Adaptive MCMC for Bayesian Variable Selection in Generalised Linear Models and Survival Models
Developing an efficient computational scheme for high-dimensional Bayesian variable selection in generalised linear models and survival models has always been a challenging problem due to the absence of closed-form solutions to the marginal likelihood. The Reversible Jump Markov Chain Monte Carlo (RJMCMC) approach can be employed to jointly sample models and coefficients, but the effective design of the trans-dimensional jumps of RJMCMC can be challenging, making it hard to implement. Alternatively, the marginal likelihood can be derived conditional on latent variables using a data-augmentation scheme (e.g., Pólya-gamma data augmentation for logistic regression) or using other estimation methods.
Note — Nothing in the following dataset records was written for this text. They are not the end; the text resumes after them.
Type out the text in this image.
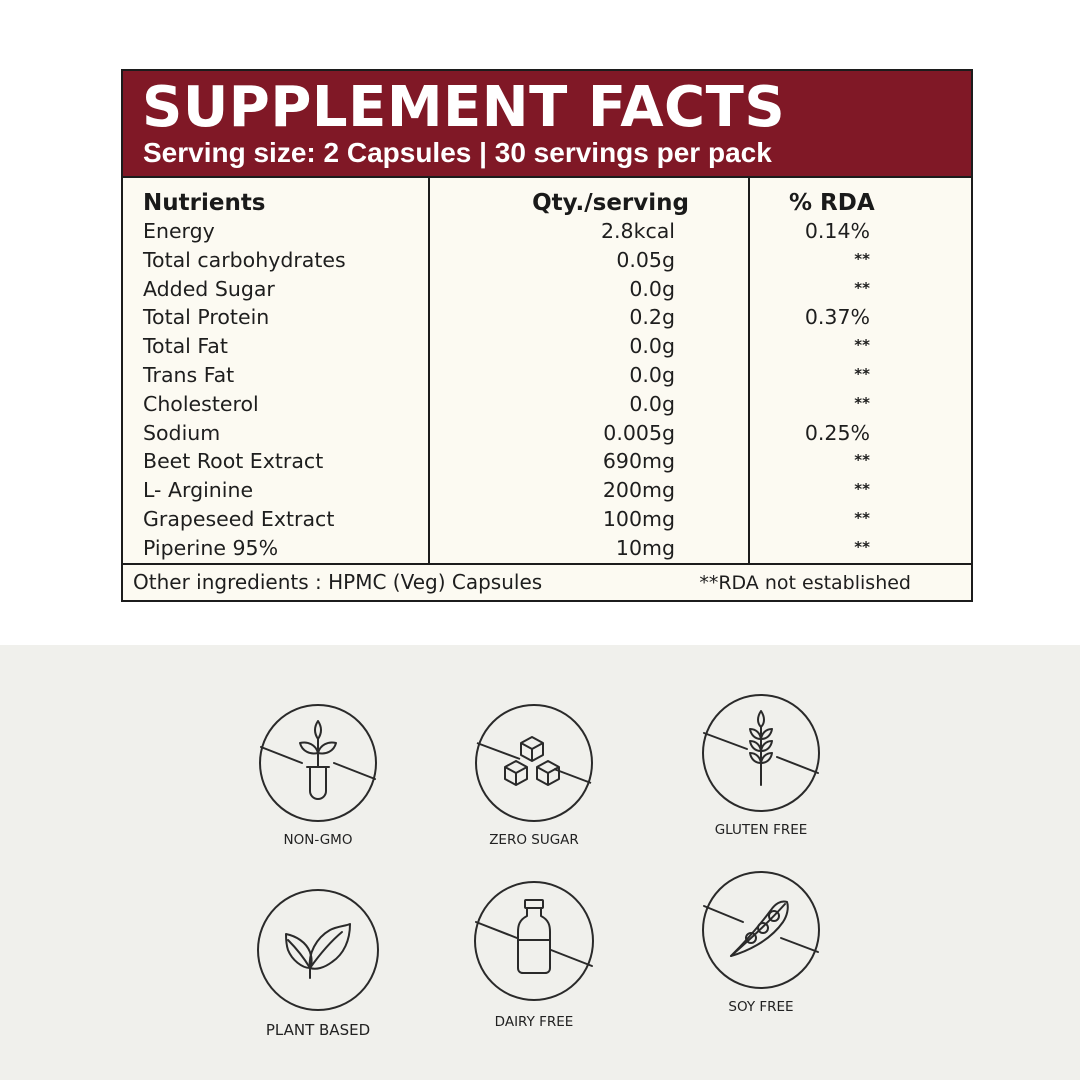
SUPPLEMENT FACTS
Serving size: 2 Capsules | 30 servings per pack
Nutrients	Qty./serving	% RDA
Energy	2.8kcal	0.14%
Total carbohydrates	0.05g	**
Added Sugar	0.0g	**
Total Protein	0.2g	0.37%
Total Fat	0.0g	**
Trans Fat	0.0g	**
Cholesterol	0.0g	**
Sodium	0.005g	0.25%
Beet Root Extract	690mg	**
L- Arginine	200mg	**
Grapeseed Extract	100mg	**
Piperine 95%	10mg	**
Other ingredients : HPMC (Veg) Capsules	**RDA not established
NON-GMO	ZERO SUGAR
GLUTEN FREE
PLANT BASED	DAIRY FREE
SOY FREE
However, suitable data-augmentation schemes are not available for every generalised linear model and survival model, and estimating the marginal likelihood using a Laplace approximation or a correlated pseudo-marginal method can be computationally expensive. In this paper, three main contributions are presented. Firstly, we present an extended Point-wise implementation of Adaptive Random Neighbourhood Informed proposal (PARNI) to efficiently sample models directly from the marginal posterior distributions of generalised linear models and survival models. Secondly, in light of the recently proposed approximate Laplace approximation, we describe an efficient and accurate estimation method for marginal likelihood that involves adaptive parameters. Additionally, we describe a new method to adapt the algorithmic tuning parameters of the PARNI proposal by replacing Rao-Blackwellised estimates with the combination of a warm-start estimate and the ergodic average. We present numerous numerical results from simulated data and eight high-dimensional genetic mapping data-sets to showcase the efficiency of the novel PARNI proposal compared with the baseline add–delete–swap proposal.